In both cases, which "we" can you possibly mean? Like, today's voters? worldwide? Today's HN users? The CCP? The idea that any "we" may or must choose how to govern humanity is a category error.

There are lots of forces other than markets to appeal to - nations, industry groups, religions. But any of them will be in a power struggle, except to the degree that they can show a legitimacy to control. Who has the most legitimacy on this subject?

> There are lots of forces other than markets to appeal to - nations, industry groups, religions.

Most of which suffer from an analogue of market forces. For example, elections are won by playing the "getting elected" game near-perfectly. That leads to behavior which no one might want, but people are forced into.

> The idea that any "we" may or must choose how to govern humanity is a category error.

The category error is that not making a choice isn't a choice. Right now, we're governed by complex dynamics, which are at least as restrictive as choices we might engineer.

The book "Dictator's Handbook" gives a nice overview of the dynamics which govern us. It's a game-theoretic (but non-mathematical) analysis of political systems, including corporate and democratic governance.

Paging the Unabomber. Ted to the white manifesto phone.
Could you please stop posting unsubstantive comments and flamebait? You've unfortunately been doing it repeatedly. We've asked you more than once to stop, and eventually we have to ban such accounts.

If you wouldn't mind reviewing https://news.ycombinator.com/newsguidelines.html and taking the intended spirit of the site more to heart, we'd be grateful.

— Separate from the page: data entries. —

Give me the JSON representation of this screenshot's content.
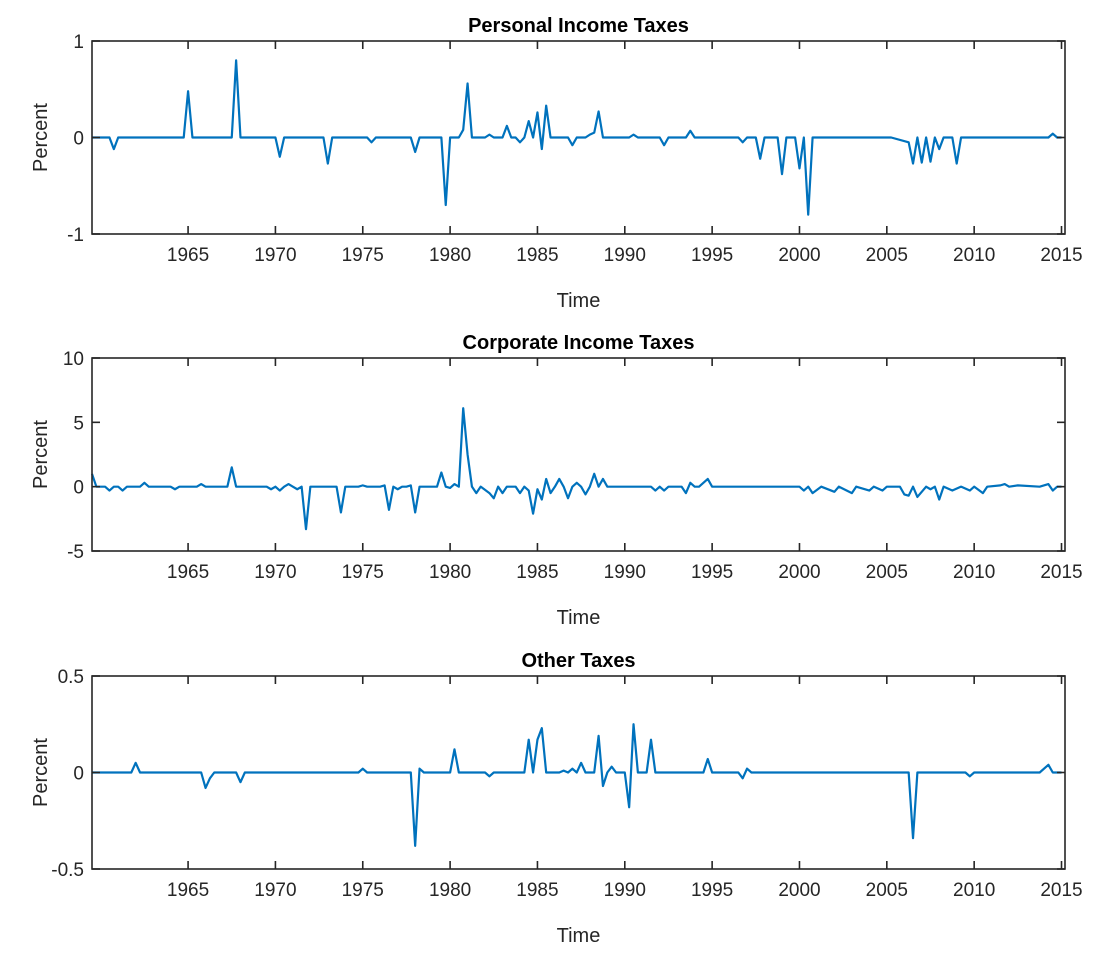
{
  "chart_data": [
    {
      "type": "line",
      "title": "Personal Income Taxes",
      "xlabel": "Time",
      "ylabel": "Percent",
      "x": [
        1959.5,
        1960.5,
        1960.75,
        1961.0,
        1964.75,
        1965.0,
        1965.25,
        1967.5,
        1967.75,
        1968.0,
        1970.0,
        1970.25,
        1970.5,
        1972.75,
        1973.0,
        1973.25,
        1975.25,
        1975.5,
        1975.75,
        1977.75,
        1978.0,
        1978.25,
        1979.5,
        1979.75,
        1980.0,
        1980.5,
        1980.75,
        1981.0,
        1981.25,
        1982.0,
        1982.25,
        1982.5,
        1983.0,
        1983.25,
        1983.5,
        1983.75,
        1984.0,
        1984.25,
        1984.5,
        1984.75,
        1985.0,
        1985.25,
        1985.5,
        1985.75,
        1986.75,
        1987.0,
        1987.25,
        1987.75,
        1988.0,
        1988.25,
        1988.5,
        1988.75,
        1990.25,
        1990.5,
        1990.75,
        1992.0,
        1992.25,
        1992.5,
        1993.5,
        1993.75,
        1994.0,
        1996.5,
        1996.75,
        1997.0,
        1997.5,
        1997.75,
        1998.0,
        1998.75,
        1999.0,
        1999.25,
        1999.75,
        2000.0,
        2000.25,
        2000.5,
        2000.75,
        2005.25,
        2006.25,
        2006.5,
        2006.75,
        2007.0,
        2007.25,
        2007.5,
        2007.75,
        2008.0,
        2008.25,
        2008.75,
        2009.0,
        2009.25,
        2011.75,
        2014.25,
        2014.5,
        2014.75,
        2015.0
      ],
      "series": [
        {
          "color": "#0072bd",
          "values": [
            0,
            0,
            -0.12,
            0,
            0,
            0.48,
            0,
            0,
            0.8,
            0,
            0,
            -0.2,
            0,
            0,
            -0.27,
            0,
            0,
            -0.05,
            0,
            0,
            -0.15,
            0,
            0,
            -0.7,
            0,
            0,
            0.08,
            0.56,
            0,
            0,
            0.03,
            0,
            0,
            0.12,
            0,
            0,
            -0.05,
            0,
            0.17,
            0,
            0.26,
            -0.12,
            0.33,
            0,
            0,
            -0.08,
            0,
            0,
            0.03,
            0.05,
            0.27,
            0,
            0,
            0.03,
            0,
            0,
            -0.08,
            0,
            0,
            0.07,
            0,
            0,
            -0.05,
            0,
            0,
            -0.22,
            0,
            0,
            -0.38,
            0,
            0,
            -0.32,
            0,
            -0.8,
            0,
            0,
            -0.05,
            -0.27,
            0,
            -0.26,
            0,
            -0.25,
            0,
            -0.12,
            0,
            0,
            -0.27,
            0,
            0,
            0,
            0.04,
            0,
            0
          ]
        }
      ],
      "xlim": [
        1959.5,
        2015.2
      ],
      "xticks": [
        1965,
        1970,
        1975,
        1980,
        1985,
        1990,
        1995,
        2000,
        2005,
        2010,
        2015
      ],
      "ylim": [
        -1,
        1
      ],
      "yticks": [
        -1,
        0,
        1
      ]
    },
    {
      "type": "line",
      "title": "Corporate Income Taxes",
      "xlabel": "Time",
      "ylabel": "Percent",
      "x": [
        1959.5,
        1959.75,
        1960.25,
        1960.5,
        1960.75,
        1961.0,
        1961.25,
        1961.5,
        1962.25,
        1962.5,
        1962.75,
        1964.0,
        1964.25,
        1964.5,
        1965.5,
        1965.75,
        1966.0,
        1967.25,
        1967.5,
        1967.75,
        1969.5,
        1969.75,
        1970.0,
        1970.25,
        1970.5,
        1970.75,
        1971.0,
        1971.25,
        1971.5,
        1971.75,
        1972.0,
        1973.5,
        1973.75,
        1974.0,
        1974.75,
        1975.0,
        1975.25,
        1976.0,
        1976.25,
        1976.5,
        1976.75,
        1977.0,
        1977.25,
        1977.5,
        1977.75,
        1978.0,
        1978.25,
        1979.25,
        1979.5,
        1979.75,
        1980.0,
        1980.25,
        1980.5,
        1980.75,
        1981.0,
        1981.25,
        1981.5,
        1981.75,
        1982.25,
        1982.5,
        1982.75,
        1983.0,
        1983.25,
        1983.75,
        1984.0,
        1984.25,
        1984.5,
        1984.75,
        1985.0,
        1985.25,
        1985.5,
        1985.75,
        1986.0,
        1986.25,
        1986.5,
        1986.75,
        1987.0,
        1987.25,
        1987.5,
        1987.75,
        1988.0,
        1988.25,
        1988.5,
        1988.75,
        1989.0,
        1991.5,
        1991.75,
        1992.0,
        1992.25,
        1992.5,
        1993.25,
        1993.5,
        1993.75,
        1994.0,
        1994.25,
        1994.75,
        1995.0,
        1997.25,
        2000.0,
        2000.25,
        2000.5,
        2000.75,
        2001.25,
        2002.0,
        2002.25,
        2003.0,
        2003.25,
        2004.0,
        2004.25,
        2004.75,
        2005.0,
        2005.75,
        2006.0,
        2006.25,
        2006.5,
        2006.75,
        2007.25,
        2007.5,
        2007.75,
        2008.0,
        2008.25,
        2008.75,
        2009.25,
        2009.75,
        2010.0,
        2010.5,
        2010.75,
        2011.5,
        2011.75,
        2012.0,
        2012.5,
        2013.75,
        2014.25,
        2014.5,
        2014.75,
        2015.0
      ],
      "series": [
        {
          "color": "#0072bd",
          "values": [
            1.0,
            0,
            0,
            -0.3,
            0,
            0,
            -0.3,
            0,
            0,
            0.3,
            0,
            0,
            -0.2,
            0,
            0,
            0.2,
            0,
            0,
            1.5,
            0,
            0,
            -0.2,
            0,
            -0.3,
            0,
            0.2,
            0,
            -0.2,
            0,
            -3.3,
            0,
            0,
            -2.0,
            0,
            0,
            0.1,
            0,
            0,
            0.1,
            -1.8,
            0,
            -0.2,
            0,
            0,
            0.1,
            -2.0,
            0,
            0,
            1.1,
            0,
            -0.1,
            0.2,
            0,
            6.1,
            2.5,
            0,
            -0.5,
            0,
            -0.5,
            -0.9,
            0,
            -0.5,
            0,
            0,
            -0.5,
            0,
            -0.3,
            -2.1,
            -0.2,
            -1.0,
            0.6,
            -0.5,
            0,
            0.6,
            0,
            -0.9,
            0,
            0.3,
            0,
            -0.6,
            0,
            1.0,
            0,
            0.6,
            0,
            0,
            -0.3,
            0,
            -0.3,
            0,
            0,
            -0.5,
            0.3,
            0,
            0,
            0.6,
            0,
            0,
            0,
            -0.3,
            0,
            -0.5,
            0,
            -0.4,
            0,
            -0.5,
            0,
            -0.3,
            0,
            -0.3,
            0,
            0,
            -0.6,
            -0.7,
            0,
            -0.8,
            0,
            -0.2,
            0,
            -1.0,
            0,
            -0.3,
            0,
            -0.3,
            0,
            -0.5,
            0,
            0.1,
            0.2,
            0,
            0.1,
            0,
            0.2,
            -0.3,
            0,
            0
          ]
        }
      ],
      "xlim": [
        1959.5,
        2015.2
      ],
      "xticks": [
        1965,
        1970,
        1975,
        1980,
        1985,
        1990,
        1995,
        2000,
        2005,
        2010,
        2015
      ],
      "ylim": [
        -5,
        10
      ],
      "yticks": [
        -5,
        0,
        5,
        10
      ]
    },
    {
      "type": "line",
      "title": "Other Taxes",
      "xlabel": "Time",
      "ylabel": "Percent",
      "x": [
        1959.5,
        1960.5,
        1961.75,
        1962.0,
        1962.25,
        1965.75,
        1966.0,
        1966.25,
        1966.5,
        1967.75,
        1968.0,
        1968.25,
        1974.75,
        1975.0,
        1975.25,
        1977.75,
        1978.0,
        1978.25,
        1978.5,
        1980.0,
        1980.25,
        1980.5,
        1982.0,
        1982.25,
        1982.5,
        1984.25,
        1984.5,
        1984.75,
        1985.0,
        1985.25,
        1985.5,
        1986.25,
        1986.5,
        1986.75,
        1987.0,
        1987.25,
        1987.5,
        1987.75,
        1988.25,
        1988.5,
        1988.75,
        1989.0,
        1989.25,
        1989.5,
        1990.0,
        1990.25,
        1990.5,
        1990.75,
        1991.25,
        1991.5,
        1991.75,
        1994.5,
        1994.75,
        1995.0,
        1996.5,
        1996.75,
        1997.0,
        1997.25,
        2006.25,
        2006.5,
        2006.75,
        2009.5,
        2009.75,
        2010.0,
        2013.75,
        2014.25,
        2014.5,
        2015.0
      ],
      "series": [
        {
          "color": "#0072bd",
          "values": [
            0,
            0,
            0,
            0.05,
            0,
            0,
            -0.08,
            -0.03,
            0,
            0,
            -0.05,
            0,
            0,
            0.02,
            0,
            0,
            -0.38,
            0.02,
            0,
            0,
            0.12,
            0,
            0,
            -0.02,
            0,
            0,
            0.17,
            0,
            0.17,
            0.23,
            0,
            0,
            0.01,
            0,
            0.02,
            0,
            0.05,
            0,
            0,
            0.19,
            -0.07,
            0,
            0.03,
            0,
            0,
            -0.18,
            0.25,
            0,
            0,
            0.17,
            0,
            0,
            0.07,
            0,
            0,
            -0.03,
            0.02,
            0,
            0,
            -0.34,
            0,
            0,
            -0.02,
            0,
            0,
            0.04,
            0,
            0
          ]
        }
      ],
      "xlim": [
        1959.5,
        2015.2
      ],
      "xticks": [
        1965,
        1970,
        1975,
        1980,
        1985,
        1990,
        1995,
        2000,
        2005,
        2010,
        2015
      ],
      "ylim": [
        -0.5,
        0.5
      ],
      "yticks": [
        -0.5,
        0,
        0.5
      ]
    }
  ]
}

Yes, Cowen argues against the idea we can anticipate consequences of technological change, and the specific consequence he focuses on is the idea of existential risk stemming from AI. He says because technology is unpredictable, we shouldn’t try to predict the type of risk imposed by AI, and we should mostly just accept that this change will happen and cope with it afterward. This stance is what I was arguing against in the post.

> But to wish to halt AI advancement requires an unhealthy mix of pessimism and overconfidence in your predictive powers.

I did not argue for this in my article!